You can use grimoire shell in non-interactive mode, passing it a command or a script to run instead:

$ grimoire shell --command 'aws sts get-caller-identity'
INFO[0000] Running detonation command: aws sts get-caller-identity
{
    "UserId": "AIDAEXAMPLE",
    "Account": "012345678901",
    "Arn": "arn:aws:iam::012345678901:user/christophe"
}
INFO[0002] Searching for CloudTrail events...
INFO[0140] Found event: GetCallerIdentity

Using a script:

$ cat /tmp/script.sh
aws sts get-caller-identity
aws iam create-user --user-name foobar
aws iam create-access-key --user-name foobar

$ grimoire shell --script /tmp/script.sh
INFO[0000] Running detonation script: /tmp/script.sh
+/tmp/script.sh:1> aws sts get-caller-identity
+/tmp/script.sh:2> aws iam create-user --user-name foobar
+/tmp/script.sh:3> aws iam create-access-key --user-name foobar
INFO[0005] Searching for CloudTrail events...

Advanced usage

You can use --timeout, --max-events, --include-events, --exclude-events and --only-write-events to control how long Grimoire should poll CloudTrail, how many events to retrieve, and which events to include or exclude.

# Wait for a single sts:GetCallerIdentity event and exit
grimoire shell --command 'aws sts get-caller-identity' --include-events 'sts:GetCallerIdentity' --max-events 1

# Only keep iam:* events and exit after 5 minutes or 2 events (whichever comes first)
grimoire stratus-red-team --attack-technique aws.persistence.iam-create-admin-user --include-events 'iam:*' --max-events 2 --timeout 3m

# Only keep IAM write events
grimoire shell --script /tmp/attack.sh --include-events 'iam:*' --only-write-events

# Exclude sts:AssumeRole events
grimoire shell --script /tmp/attack.sh --exclude-events 'sts:GetCallerIdentity'

# Wait for at least one IAM or EC2 write event and exit. Fail if the logs aren't available within 10 minutes.
grimoire shell --script /tmp/attack.sh --only-write-events --include-events 'iam:*,ec2:*' --max-events 1 --timeout 10m

Development

Running locally:

alias grimoire='go run cmd/grimoire/*.go'
grimoire --help

Use --debug for verbose logging.

Building binaries:

make

Running the tests:

make test

Disclaimer

When detonating attacks with Stratus Red Team, it's best to avoid interrupting execution with Ctrl+C while the technique is being detonated. While we take a great deal of care to clean up after ourselves, it may happen that some resources are left behind, specifically because the terraform-exec wrapper used by Stratus Red Team panics on Ctrl+c and doesn't offer an option to exit cleanly.

FAQ

Why are CloudTrail events slow to arrive?

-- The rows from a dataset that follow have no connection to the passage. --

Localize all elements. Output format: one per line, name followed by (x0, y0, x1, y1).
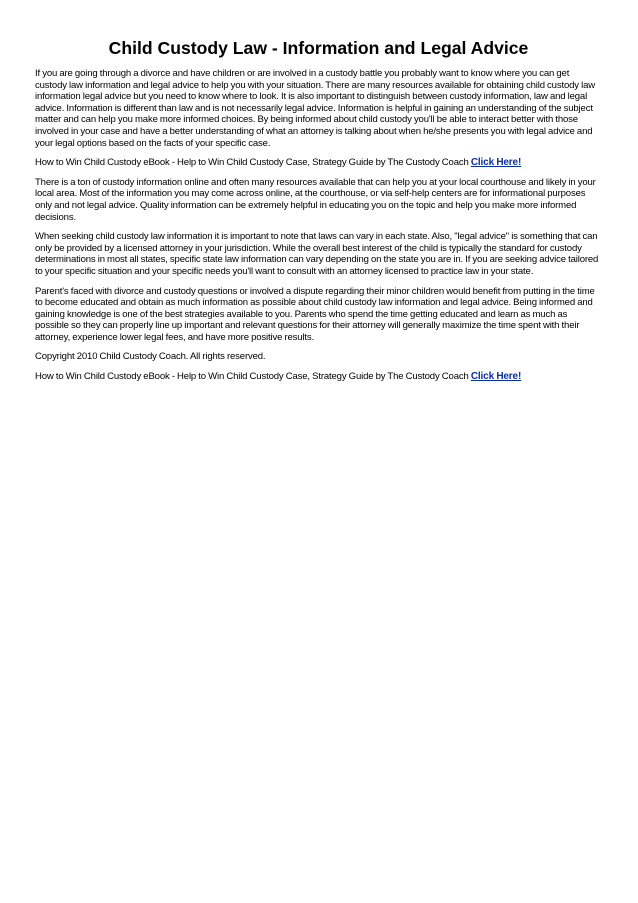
promo-text: How to Win Child Custody eBook - Help to Win Child Custody Case, Strategy Guide by The Custody Coach (35, 157, 469, 169)
promo-line-bottom (35, 371, 602, 383)
page-title: Child Custody Law - Information and Legal Advice (108, 38, 529, 58)
promo-line-top (35, 157, 602, 169)
click-here-link-bottom[interactable]: Click Here! (470, 371, 522, 383)
resources-paragraph: There is a ton of custody information online and often many resources available that can help you at your local courthouse and likely in your local area. Most of the information you may come across online, at the courthouse, or via self-help centers are for informational purposes only and not legal advice. Quality information can be extremely helpful in educating you on the topic and help you make more informed decisions. (35, 176, 596, 223)
click-here-link-top[interactable]: Click Here! (470, 157, 522, 169)
copyright-text: Copyright 2010 Child Custody Coach. All rights reserved. (35, 351, 266, 363)
state-law-paragraph: When seeking child custody law information it is important to note that laws can vary in each state. Also, "legal advice" is something that can only be provided by a licensed attorney in your jurisdiction. While the overall best interest of the child is typically the standard for custody determinations in most all states, specific state law information can vary depending on the state you are in. If you are seeking advice tailored to your specific situation and your specific needs you'll want to consult with an attorney licensed to practice law in your state. (35, 231, 599, 277)
intro-paragraph: If you are going through a divorce and have children or are involved in a custody battle you probably want to know where you can get custody law information and legal advice to help you with your situation. There are many resources available for obtaining child custody law information legal advice but you need to know where to look. It is also important to distinguish between custody information, law and legal advice. Information is different than law and is not necessarily legal advice. Information is helpful in gaining an understanding of the subject matter and can help you make more informed choices. By being informed about child custody you'll be able to interact better with those involved in your case and have a better understanding of what an attorney is talking about when he/she presents you with legal advice and your legal options based on the facts of your specific case. (35, 68, 595, 149)
parents-paragraph: Parent's faced with divorce and custody questions or involved a dispute regarding their minor children would benefit from putting in the time to become educated and obtain as much information as possible about child custody law information and legal advice. Being informed and gaining knowledge is one of the best strategies available to you. Parents who spend the time getting educated and learn as much as possible so they can properly line up important and relevant questions for their attorney will generally maximize the time spent with their attorney, experience lower legal fees, and have more positive results. (35, 285, 595, 343)
promo-text: How to Win Child Custody eBook - Help to Win Child Custody Case, Strategy Guide by The Custody Coach (35, 371, 469, 383)
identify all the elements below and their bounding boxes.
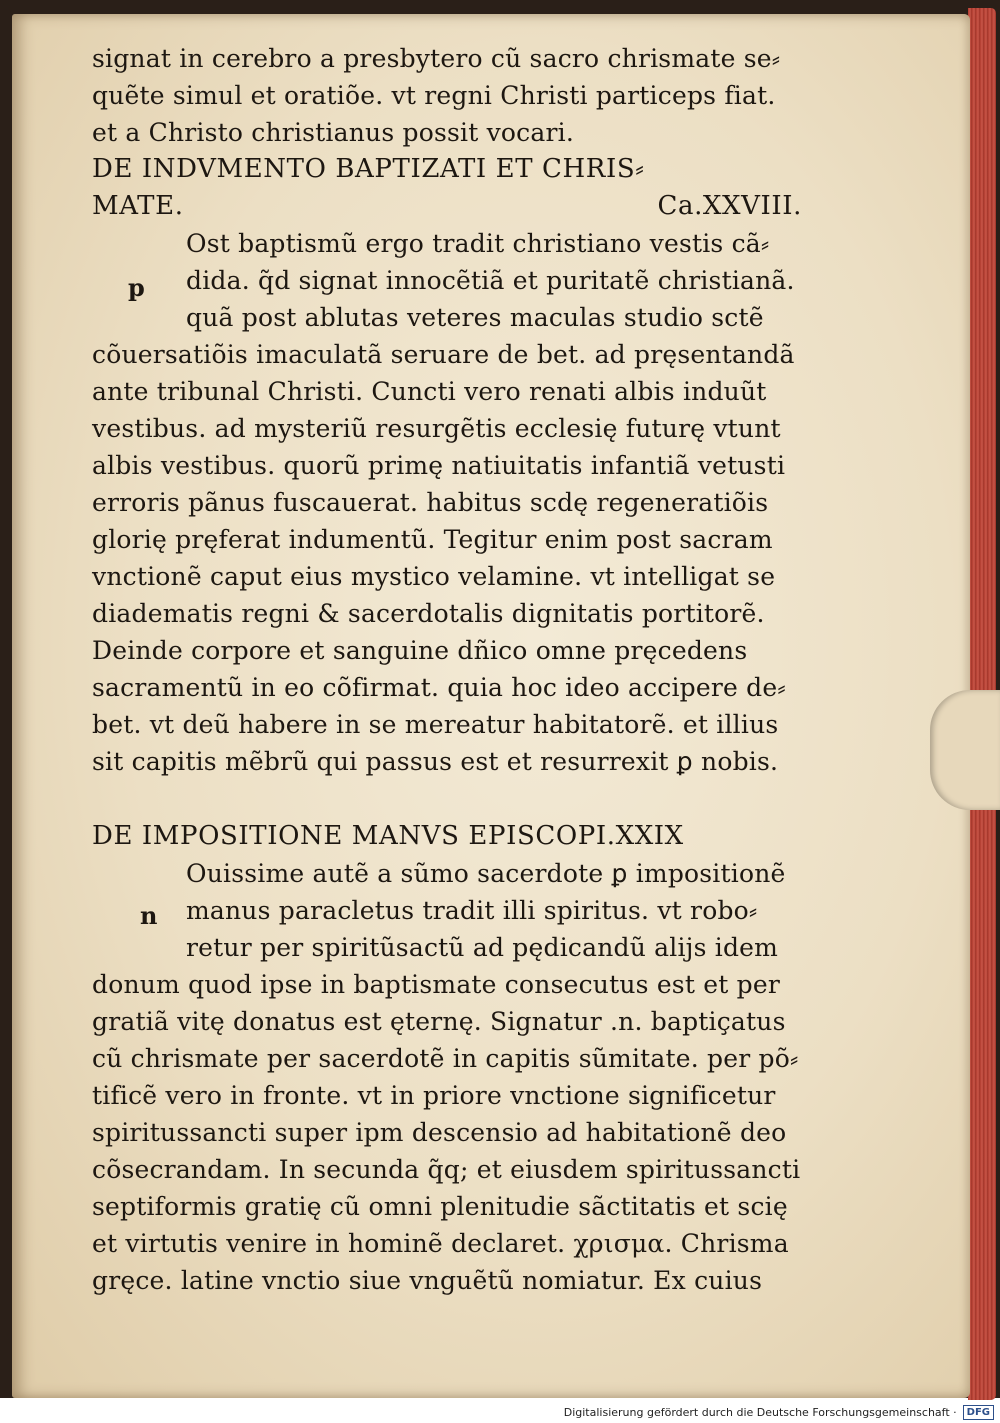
text-line: albis vestibus. quorũ primę natiuitatis infantiã vetusti	[92, 451, 786, 480]
text-line: gratiã vitę donatus est ęternę. Signatur .n. baptiçatus	[92, 1007, 786, 1036]
text-line: gręce. latine vnctio siue vnguẽtũ nomiatur. Ex cuius	[92, 1266, 763, 1295]
text-line: erroris pãnus fuscauerat. habitus scdę regeneratiõis	[92, 488, 769, 517]
section-gap	[92, 780, 802, 818]
text-line: quã post ablutas veteres maculas studio sctẽ	[186, 303, 764, 332]
text-line: bet. vt deũ habere in se mereatur habitatorẽ. et illius	[92, 710, 779, 739]
initial-letter: n	[140, 901, 158, 930]
text-line: Deinde corpore et sanguine dñico omne pręcedens	[92, 636, 748, 665]
text-line: sit capitis mẽbrũ qui passus est et resurrexit ꝑ nobis.	[92, 747, 779, 776]
chapter-heading: DE IMPOSITIONE MANVS EPISCOPI.XXIX	[92, 821, 684, 851]
text-line: Ouissime autẽ a sũmo sacerdote ꝑ impositionẽ	[186, 859, 786, 888]
initial-letter: p	[128, 273, 145, 302]
text-line: signat in cerebro a presbytero cũ sacro chrismate se⸗	[92, 44, 781, 73]
text-line: donum quod ipse in baptismate consecutus est et per	[92, 970, 780, 999]
footer-bar	[0, 1402, 1000, 1423]
text-line: glorię pręferat indumentũ. Tegitur enim post sacram	[92, 525, 773, 554]
funding-note: Digitalisierung gefördert durch die Deutsche Forschungsgemeinschaft ·	[563, 1406, 957, 1419]
text-line: et a Christo christianus possit vocari.	[92, 118, 574, 147]
text-line: vnctionẽ caput eius mystico velamine. vt intelligat se	[92, 562, 776, 591]
text-line: quẽte simul et oratiõe. vt regni Christi particeps fiat.	[92, 81, 776, 110]
section-opening	[92, 855, 802, 966]
chapter-heading: DE INDVMENTO BAPTIZATI ET CHRIS⸗	[92, 154, 645, 184]
text-line: et virtutis venire in hominẽ declaret. χρισμα. Chrisma	[92, 1229, 789, 1258]
dfg-logo: DFG	[963, 1405, 994, 1420]
text-line: cõuersatiõis imaculatã seruare de bet. ad pręsentandã	[92, 340, 795, 369]
text-line: manus paracletus tradit illi spiritus. vt robo⸗	[186, 896, 758, 925]
page-text	[92, 40, 802, 1299]
section-opening	[92, 225, 802, 336]
text-line: vestibus. ad mysteriũ resurgẽtis ecclesię futurę vtunt	[92, 414, 781, 443]
text-line: dida. q̃d signat innocẽtiã et puritatẽ christianã.	[186, 266, 795, 295]
text-line: retur per spiritũsactũ ad pędicandũ alijs idem	[186, 933, 779, 962]
thumb-index-tab	[930, 690, 1000, 810]
text-line: tificẽ vero in fronte. vt in priore vnctione significetur	[92, 1081, 776, 1110]
text-line: diadematis regni & sacerdotalis dignitatis portitorẽ.	[92, 599, 765, 628]
text-line: cõsecrandam. In secunda q̃q; et eiusdem spiritussancti	[92, 1155, 801, 1184]
chapter-number: Ca.XXVIII.	[657, 191, 802, 221]
text-line: ante tribunal Christi. Cuncti vero renati albis induũt	[92, 377, 767, 406]
chapter-heading-line2	[92, 188, 802, 225]
chapter-heading-end: MATE.	[92, 191, 184, 221]
text-line: Ost baptismũ ergo tradit christiano vestis cã⸗	[186, 229, 770, 258]
text-line: sacramentũ in eo cõfirmat. quia hoc ideo accipere de⸗	[92, 673, 786, 702]
text-line: septiformis gratię cũ omni plenitudie sãctitatis et scię	[92, 1192, 788, 1221]
text-line: spiritussancti super ipm descensio ad habitationẽ deo	[92, 1118, 787, 1147]
text-line: cũ chrismate per sacerdotẽ in capitis sũmitate. per põ⸗	[92, 1044, 799, 1073]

Delivery of CloudTrail events can take up to 15 minutes. If you don't see events immediately, wait a few minutes and try again. In the majority of cases, though, it's expected that CloudTrail events are made available within 5 minutes.

For more information, see the AWS documentation and How fast is CloudTrail today?.

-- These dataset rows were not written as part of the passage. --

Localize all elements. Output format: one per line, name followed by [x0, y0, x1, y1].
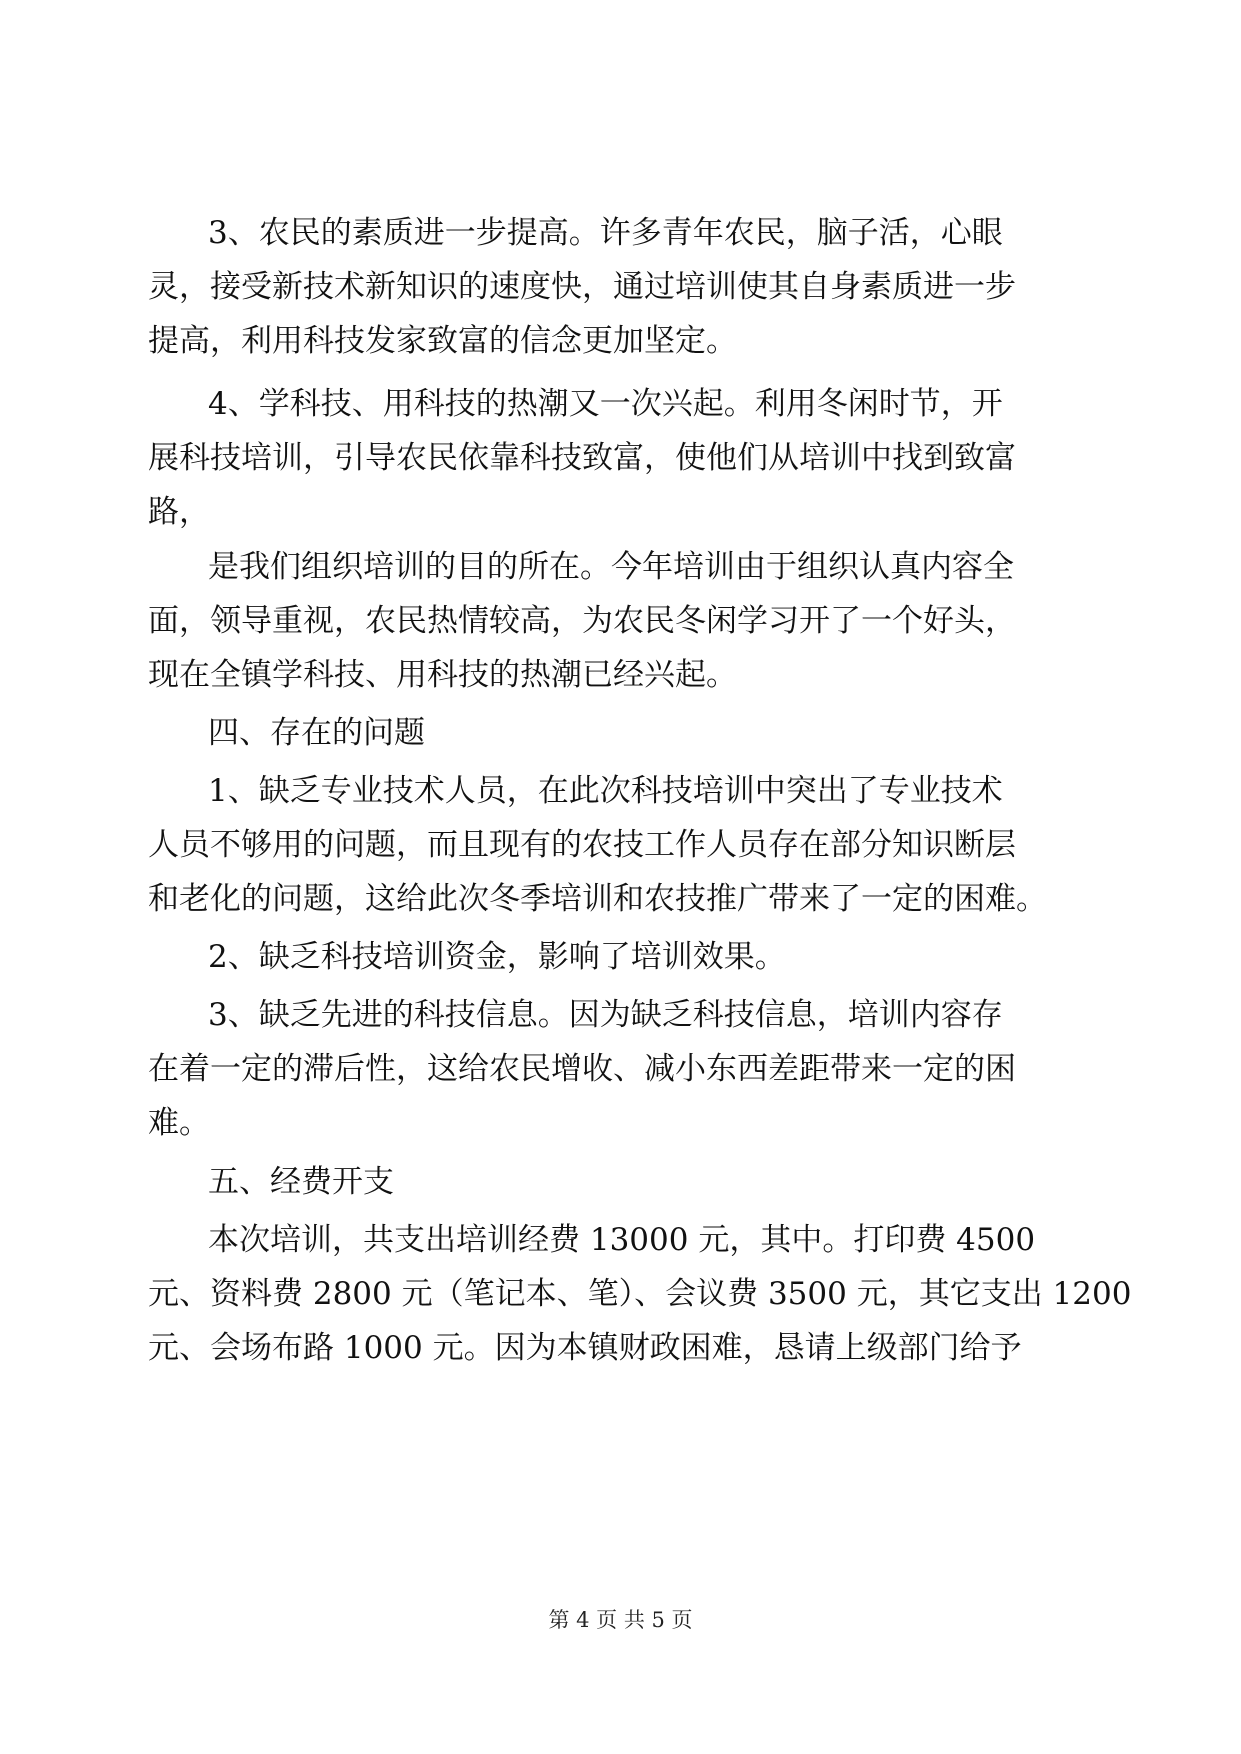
paragraph-line: 元、会场布路 1000 元。因为本镇财政困难，恳请上级部门给予 — [148, 1330, 1022, 1366]
paragraph-line: 3、农民的素质进一步提高。许多青年农民，脑子活，心眼 — [208, 215, 1003, 251]
paragraph-line: 4、学科技、用科技的热潮又一次兴起。利用冬闲时节，开 — [208, 386, 1003, 422]
paragraph-line: 面，领导重视，农民热情较高，为农民冬闲学习开了一个好头， — [148, 603, 1016, 639]
paragraph-line: 难。 — [148, 1105, 210, 1141]
paragraph-line: 本次培训，共支出培训经费 13000 元，其中。打印费 4500 — [208, 1222, 1036, 1258]
paragraph-line: 是我们组织培训的目的所在。今年培训由于组织认真内容全 — [208, 549, 1014, 585]
paragraph-line: 在着一定的滞后性，这给农民增收、减小东西差距带来一定的困 — [148, 1051, 1016, 1087]
paragraph-line: 现在全镇学科技、用科技的热潮已经兴起。 — [148, 657, 737, 693]
paragraph-line: 1、缺乏专业技术人员，在此次科技培训中突出了专业技术 — [208, 773, 1003, 809]
paragraph-line: 路， — [148, 494, 210, 530]
paragraph-line: 和老化的问题，这给此次冬季培训和农技推广带来了一定的困难。 — [148, 881, 1047, 917]
section-heading: 五、经费开支 — [208, 1164, 394, 1200]
section-heading: 四、存在的问题 — [208, 715, 425, 751]
paragraph-line: 展科技培训，引导农民依靠科技致富，使他们从培训中找到致富 — [148, 440, 1016, 476]
paragraph-line: 2、缺乏科技培训资金，影响了培训效果。 — [208, 939, 786, 975]
paragraph-line: 提高，利用科技发家致富的信念更加坚定。 — [148, 323, 737, 359]
paragraph-line: 灵，接受新技术新知识的速度快，通过培训使其自身素质进一步 — [148, 269, 1016, 305]
paragraph-line: 人员不够用的问题，而且现有的农技工作人员存在部分知识断层 — [148, 827, 1016, 863]
paragraph-line: 元、资料费 2800 元（笔记本、笔）、会议费 3500 元，其它支出 1200 — [148, 1276, 1132, 1312]
paragraph-line: 3、缺乏先进的科技信息。因为缺乏科技信息，培训内容存 — [208, 997, 1003, 1033]
page-number-footer: 第 4 页 共 5 页 — [548, 1608, 693, 1632]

Why isn't Grimoire part of Stratus Red Team?

We chose to separate Grimoire from Stratus Red Team because we feel that Grimoire should support other ways of detonating attack techniques.

That said, Stratus Red Team has a dedicated section Detonation logs for every AWS attack technique. These logs have been generated using Grimoire and can be used to validate the detection rules you've written.

What about CloudTrail Data Events?

Data events are not supported for now. If you're interested, please upvote this issue.